The oil is a lovely golden color and rather thick. Thinner than honey, but thicker than argan oil. I hadn’t been expecting an almost goopy oil. A significant amount of it also leaked out of the bottle and soaked the paper box, even before I received it. Faulty bottle?
Overall, while not a nightmare, still definitely a letdown.
slaoweem – :
Champa has a sweet bitter floral aura. Floral Aura. Say that five times fast.
Like Sherapop, I can not discern a whole lot in the way of individual notes, but I can pull out geranium essential oil, palmarosa, and something like sweet orange. When I exhale, there is a strange oily note sort of like petroleum jelly.
Champa is simultaneously smooth, sweet, earthy, balsamic, and sharp. It is very well blended, though in terms of its composition, it leaves me with some unanswered questions. Thank you to the lovely people at Red Flower for the sample.
Champa’s floral mixture conjures up a round shape and orange-yellow hue for me, but it also has a sinus-tingling potency from some of its bitter notes that makes me think it would repel insects.
It reminds me of Nature’s plethora of compelling warning signals, reminding potential enemies that it’s as deadly as it is pretty. It lasts quite a while but it does not project very far. However, something tells me insects can somehow smell this from miles away.
Champa seems like it was intended to be more of a functional fragrance than an aesthetic one. I get this sensation with quite a few (but definitely not all) essential oil-blend all natural-type fragrances.
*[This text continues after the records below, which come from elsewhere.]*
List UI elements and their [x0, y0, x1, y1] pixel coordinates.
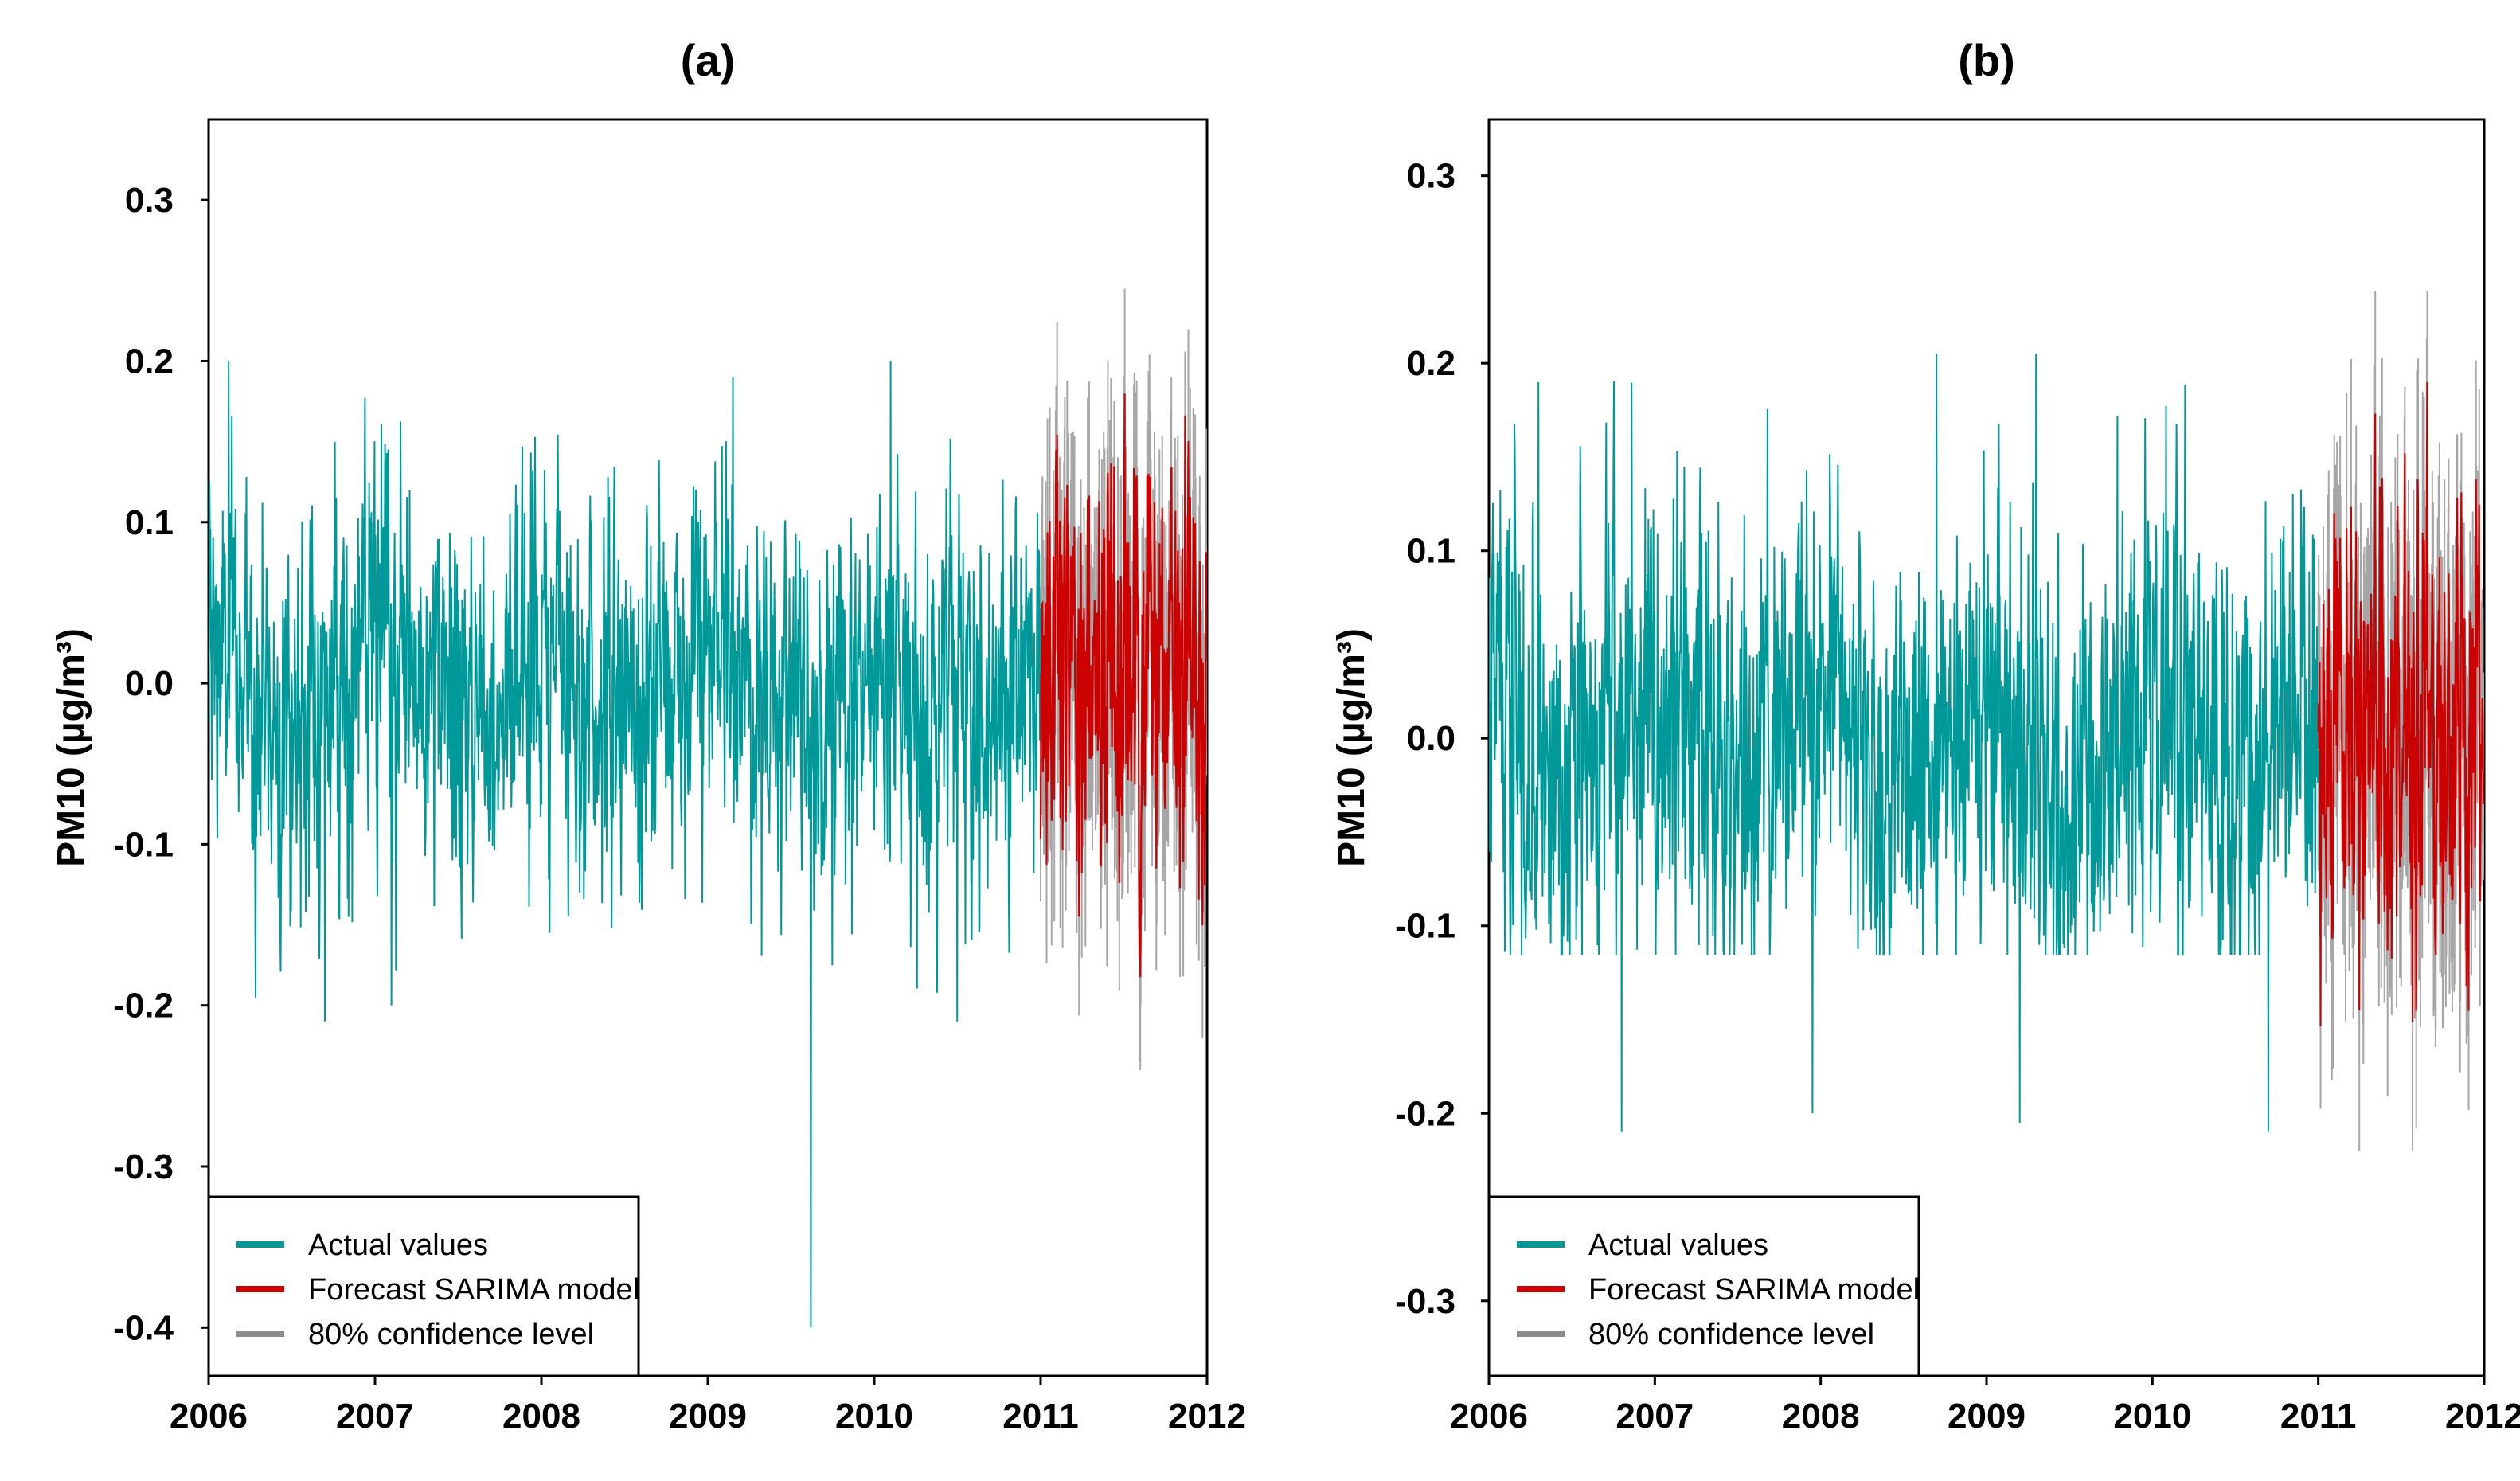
y-tick-label: -0.3 [113, 1147, 174, 1186]
y-tick-label: -0.2 [113, 987, 174, 1026]
y-tick-label: 0.3 [1407, 157, 1455, 196]
y-tick-label: 0.0 [1407, 719, 1455, 758]
y-axis-title: PM10 (µg/m³) [50, 628, 92, 867]
legend-label: Actual values [1588, 1229, 1768, 1262]
y-tick-label: -0.2 [1395, 1094, 1455, 1133]
x-tick-label: 2011 [1002, 1397, 1078, 1436]
series-forecast [1039, 393, 1207, 978]
y-tick-label: -0.1 [1395, 907, 1455, 946]
y-tick-label: 0.1 [1407, 532, 1455, 571]
x-tick-label: 2010 [2113, 1397, 2191, 1436]
legend-label: Forecast SARIMA model [1588, 1273, 1920, 1307]
legend: Actual values Forecast SARIMA model 80% co… [1487, 1195, 1920, 1377]
y-tick-label: 0.2 [1407, 344, 1455, 383]
y-tick-label: -0.3 [1395, 1282, 1455, 1321]
y-tick-label: 0.2 [125, 342, 174, 381]
y-tick-label: 0.0 [125, 664, 174, 703]
legend-label: Forecast SARIMA model [308, 1273, 639, 1307]
legend-label: 80% confidence level [1588, 1318, 1874, 1351]
x-tick-label: 2006 [170, 1397, 248, 1436]
x-tick-label: 2008 [1782, 1397, 1860, 1436]
series-actual [1489, 354, 2319, 1132]
x-tick-label: 2012 [1168, 1397, 1246, 1436]
series-forecast [2317, 381, 2484, 1026]
panel-a: (a) 0.3 0.2 0.1 0.0 -0.1 -0.2 -0.3 -0.4 2006 2007 2… [50, 35, 1246, 1436]
legend-label: 80% confidence level [308, 1318, 594, 1351]
x-tick-label: 2007 [1616, 1397, 1694, 1436]
legend: Actual values Forecast SARIMA model 80% co… [207, 1195, 640, 1377]
series-actual [209, 361, 1041, 1328]
y-tick-label: -0.4 [113, 1308, 174, 1347]
x-tick-label: 2010 [835, 1397, 913, 1436]
x-tick-label: 2011 [2280, 1397, 2356, 1436]
x-tick-label: 2008 [502, 1397, 580, 1436]
x-tick-label: 2007 [336, 1397, 414, 1436]
y-tick-label: -0.1 [113, 825, 174, 864]
y-tick-label: 0.3 [125, 181, 174, 220]
y-tick-label: 0.1 [125, 503, 174, 542]
x-tick-label: 2006 [1450, 1397, 1528, 1436]
panel-title: (b) [1958, 35, 2015, 85]
x-tick-label: 2009 [669, 1397, 747, 1436]
panel-title: (a) [681, 35, 735, 85]
y-axis-title: PM10 (µg/m³) [1330, 628, 1373, 867]
legend-label: Actual values [308, 1229, 488, 1262]
x-tick-label: 2012 [2445, 1397, 2520, 1436]
x-tick-label: 2009 [1948, 1397, 2026, 1436]
panel-b: (b) 0.3 0.2 0.1 0.0 -0.1 -0.2 -0.3 2006 2007 2008 2… [1330, 35, 2520, 1436]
Sweet orange, earthy bitter geranium, palmarosa, and Vaseline? This is not a bad scent and it gets the job done.. What that job specifically IS remains to be seen. I’ll try it again in mosquito season. I’m not joking. Mosquitoes love me.
cicsabetriani – :
Another earthy offering from Red Flower, CHAMPA rolls the essences of a number of dark and dangerous flowers into one dense little oil which not only looks but also smells pretty cloudy to me. I cannot really tease out the individual components of this composition–which is not necessarily always a bad thing, but in this case, I was somewhat looking forward to a declarative champaca note.
My definitive champaca-imprinting experience involved some deep magenta-colored soaps from Pier 1 Imports. They were so saturated with champaca essence that you could smell them from outside the closed drawers in which I placed them. Nice, but very, very potent. After that experience, the champa in CHAMPA seems quite tame. What I think that I am really smelling is a jumble of floral elements.
This composition, like AMBRETTE, smells like a mixture of organic essential oils, which makes a lot of sense, I guess, since that is apparently what it is!
-minus- – :
1st trial:
The first sniff from the sample vial was watery weak. Then, on my skin, a quiet floral scent. Am I imagining incense because of the name association or am I recognizing the flower from Nag Champa incense? There is absolutely no smokiness so it could be either. Hours later the floral has developed the toothachy, sickly sweetness of Guerlain’s Champs Elysees. Mimosa is listed for both and it dominates the heart of both for me. Uck.
Conclusion:
Sweet floral perfume with almost no sillage but moderate lasting power (about 7 hours on me).